WooCommerce Help Scout < 2.9.1 - Unauthenticated Arbitrary File Upload leading to RCE
Description
The WooCommerce Help Scout WordPress plugin before 2.9.1 (https://woocommerce.com/products/woocommerce-help-scout/) allows unauthenticated users to upload any files to the site which by default will end up in wp-content/uploads/hstmp.
AI Insight
LLM-synthesized narrative grounded in this CVE's description and references.
Affected products
2- WordPress/WooCommerce Help Scout plugindescription
- Range: <2.9.1
Patches
Vulnerability mechanics
Root cause
"Missing file type validation in the file upload handler allows unauthenticated arbitrary file upload."
Attack vector
An unauthenticated attacker can send a crafted HTTP request to the plugin's file upload endpoint with an arbitrary file (e.g., a PHP web shell). The plugin fails to validate the file type or extension, so the uploaded file is stored on the server under `wp-content/uploads/hstmp/`. Because the file is accessible via the web, the attacker can then execute the uploaded PHP code remotely, achieving unauthenticated remote code execution [ref_id=1].
Affected code
The vulnerability resides in the WooCommerce Help Scout plugin (versions 2.6–2.8). The plugin's file upload functionality does not restrict file types, allowing arbitrary files to be uploaded to `wp-content/uploads/hstmp/` [ref_id=1].
What the fix does
Version 2.9.1 fixes the arbitrary PHP upload by adding file type validation to the upload handler [ref_id=1]. The advisory notes that even after the fix, an image containing PHP code could still be uploaded and combined with a local file inclusion (LFI) vulnerability, so a hardening recommendation was also sent to the vendor [ref_id=1]. No patch diff is available in the bundle.
Preconditions
- configThe WooCommerce Help Scout plugin (versions 2.6–2.8) must be installed and active.

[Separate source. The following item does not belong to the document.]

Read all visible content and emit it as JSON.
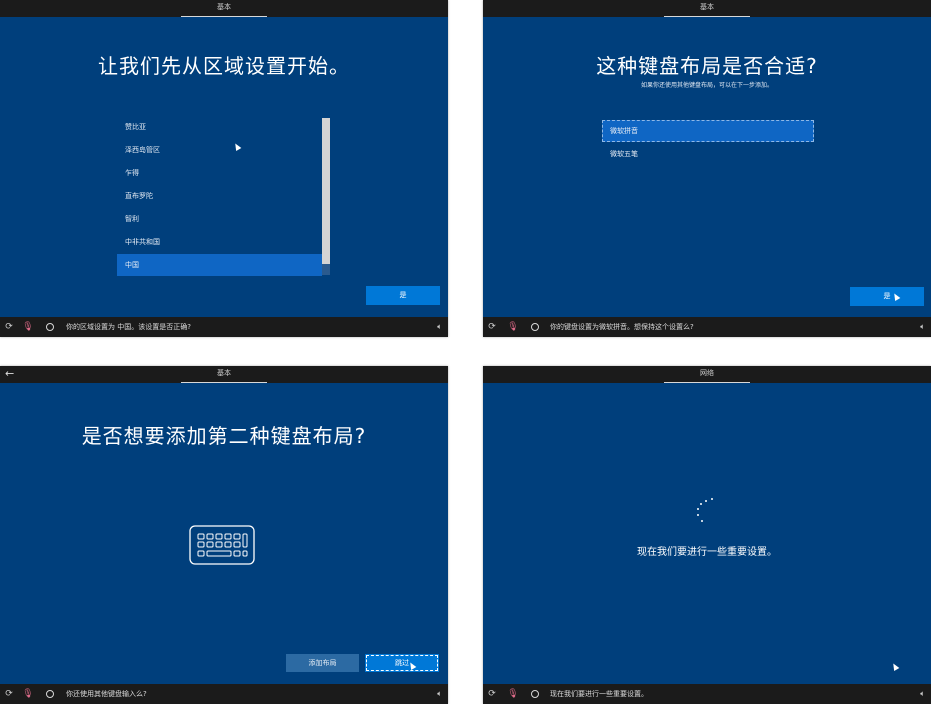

- authNo authentication is required; the attacker can be unauthenticated.
- networkThe attacker must have network access to the WordPress site's upload endpoint.
- inputThe attacker supplies a malicious file (e.g., a PHP web shell) as the payload.

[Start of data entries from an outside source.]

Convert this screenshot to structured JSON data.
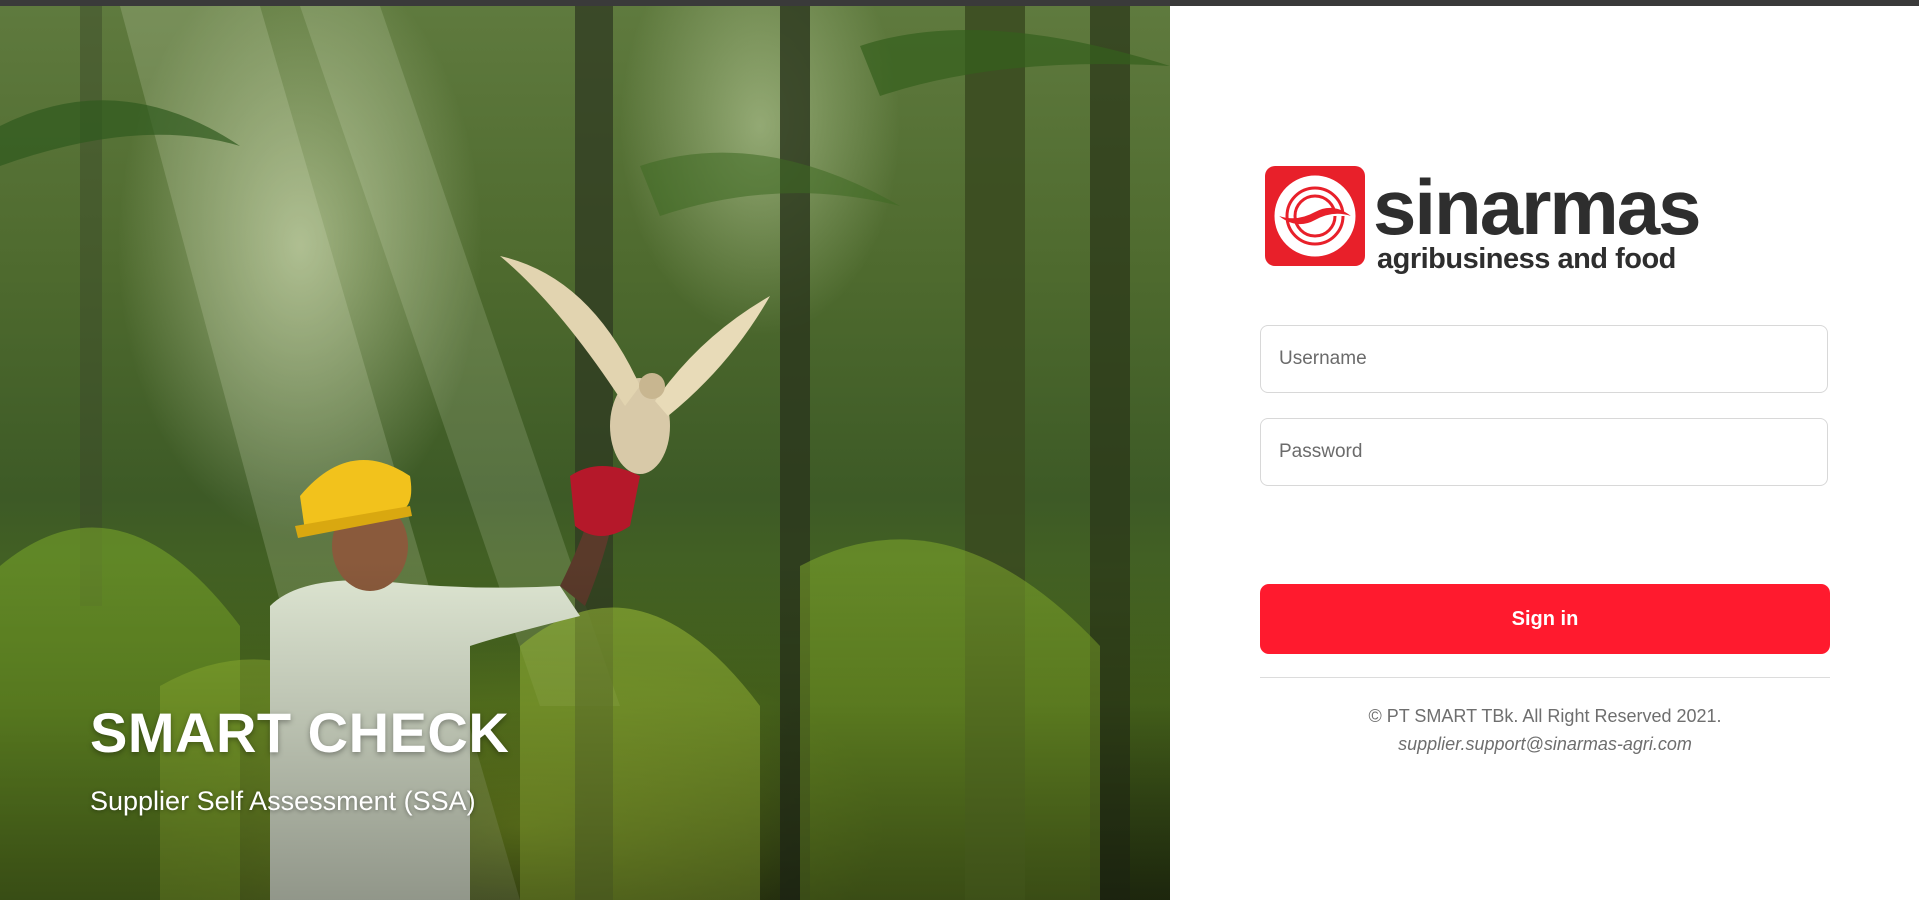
{
  "hero": {
    "title": "SMART CHECK",
    "subtitle": "Supplier Self Assessment (SSA)"
  },
  "brand": {
    "name": "sinarmas",
    "tagline": "agribusiness and food",
    "logo_color": "#e8202a"
  },
  "form": {
    "username_placeholder": "Username",
    "username_value": "",
    "password_placeholder": "Password",
    "password_value": "",
    "signin_label": "Sign in",
    "signin_color": "#ff1a2e"
  },
  "footer": {
    "copyright": "© PT SMART TBk. All Right Reserved 2021.",
    "support_email": "supplier.support@sinarmas-agri.com"
  }
}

Generated on May 25, 2026. Inputs: CWE entries + fix-commit diffs from this CVE's patches. Citations validated against bundle.
References
2- dzv365zjfbd8v.cloudfront.net/changelogs/woocommerce-help-scout/changelog.txtmitrex_refsource_MISC
- wpscan.com/vulnerability/cf9305e8-f5bc-45c3-82db-0ef00fd46129mitrex_refsource_CONFIRM
News mentions
0No linked articles in our index yet.